Ordinary building contracts are all about fire-fighting. You dash hither and thither “sorting”. You dash and sort the subby, you dash and sort the architect, you dash and sort that half-baked twerp who thinks “more labour” comes out of a magic cupboard or the boot of your company car. So let’s have a chat not about building contract law, but about my little hacksaw. It’s in the boot of my car and when no one is watching I am going to take that little hacksaw out and sneak up on a speed camera near Cambridge and saw the bloody thing off. Yes, you guessed it, one of these damnable devices has nicked me. It sneaked out of the hedge on a country lane when I was dashing about and clocked 72 mph in a 60 limit. Livid? You bet. £40 and three points, that’s what. Criminal offence, that’s what. Speeding is a crime and our big mate John Prescott, friend of the building industry, is gunning for high-speed surveyors, builders and architects.
To add insult to injury, I changed my car last week and filled in the insurance form, having to declare the blot on the hitherto clean landscape of my driving licence. The insurance laddie announced that this one miserable smudge, these three points for speeding, jacked up my car insurance premium by 37%. I kid you not.
What’s the law? Under S23 of the Road Traffic Act 1991, devices such as authorised cameras are made lawful. Two photographs are taken to verify the offence when the vehicle is travelling above the prosecution threshold. Then a notice of prosecution must be sent to the registered keeper. If that is your company or leasing company, it is the company’s responsibility to contact the driver or inform the prosecuting authority who the driver was. It is a criminal offence for the registered keeper not to disclose this information, if he knows, or could reasonably know, who the driver was. Once informed upon, the usual penalty is the fixed fine of £40, plus endorsement. Once your licence is received, it may transpire that you are liable for disqualification under the “totting” rules and must now appear in the magistrates’ court for trial and sentence.

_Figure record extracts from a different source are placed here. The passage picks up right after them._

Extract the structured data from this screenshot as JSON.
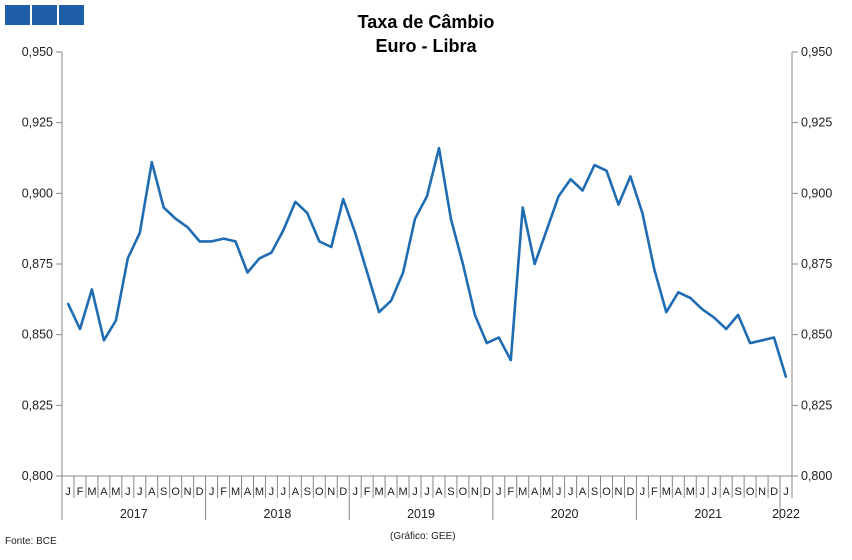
{
  "chart_data": {
    "type": "line",
    "title": "Taxa de Câmbio",
    "subtitle": "Euro - Libra",
    "ylim": [
      0.8,
      0.95
    ],
    "yticks": [
      "0,800",
      "0,825",
      "0,850",
      "0,875",
      "0,900",
      "0,925",
      "0,950"
    ],
    "years": [
      "2017",
      "2018",
      "2019",
      "2020",
      "2021",
      "2022"
    ],
    "month_letters": [
      "J",
      "F",
      "M",
      "A",
      "M",
      "J",
      "J",
      "A",
      "S",
      "O",
      "N",
      "D"
    ],
    "series": [
      {
        "color": "#1f6cb3",
        "values": [
          0.861,
          0.852,
          0.866,
          0.848,
          0.855,
          0.877,
          0.886,
          0.911,
          0.895,
          0.891,
          0.888,
          0.883,
          0.883,
          0.884,
          0.883,
          0.872,
          0.877,
          0.879,
          0.887,
          0.897,
          0.893,
          0.883,
          0.881,
          0.898,
          0.886,
          0.872,
          0.858,
          0.862,
          0.872,
          0.891,
          0.899,
          0.916,
          0.891,
          0.875,
          0.857,
          0.847,
          0.849,
          0.841,
          0.895,
          0.875,
          0.887,
          0.899,
          0.905,
          0.901,
          0.91,
          0.908,
          0.896,
          0.906,
          0.893,
          0.873,
          0.858,
          0.865,
          0.863,
          0.859,
          0.856,
          0.852,
          0.857,
          0.847,
          0.848,
          0.849,
          0.835
        ]
      }
    ]
  },
  "source_note": "Fonte: BCE",
  "credit_note": "(Gráfico: GEE)"
}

The insurance laddie announced that these three points for speeding jacked up my car insurance premium by 37%
The snag is that speed has infiltrated all aspects of modern life. Speed is desired, valued and attractive. I bet you know the 0-60 time in your car. The snag, too, is that most of us do not see occasions when we exceed the speed limit as dangerous. We feel in control in our Mondeo, that little harm will befall us, that we are more skilful than the average and accidents are more likely to happen to us as passengers than as drivers. Against this, the state sees the speed camera as having the primary purpose of speed reduction on a particular stretch of road and having a secondary purpose of reducing speed generally.
So, those who know what to do about our love of cars, our love of speed and our lack of interest in safety, have stepped on the gas. Get this: if you have a clean driving licence and if you are an ordinary driver, “they” are out to get you, and you won’t have a clean licence long. These cameras have been dotted about the land since 1993. Most of them had no film in, and those that were fired up had a trigger speed higher than the speed limit for that road. Gone, all gone. The cameras are real flashers, the threshold is zero tolerance. Your licence, your company car, your job as a dashing surveyor are up for grabs.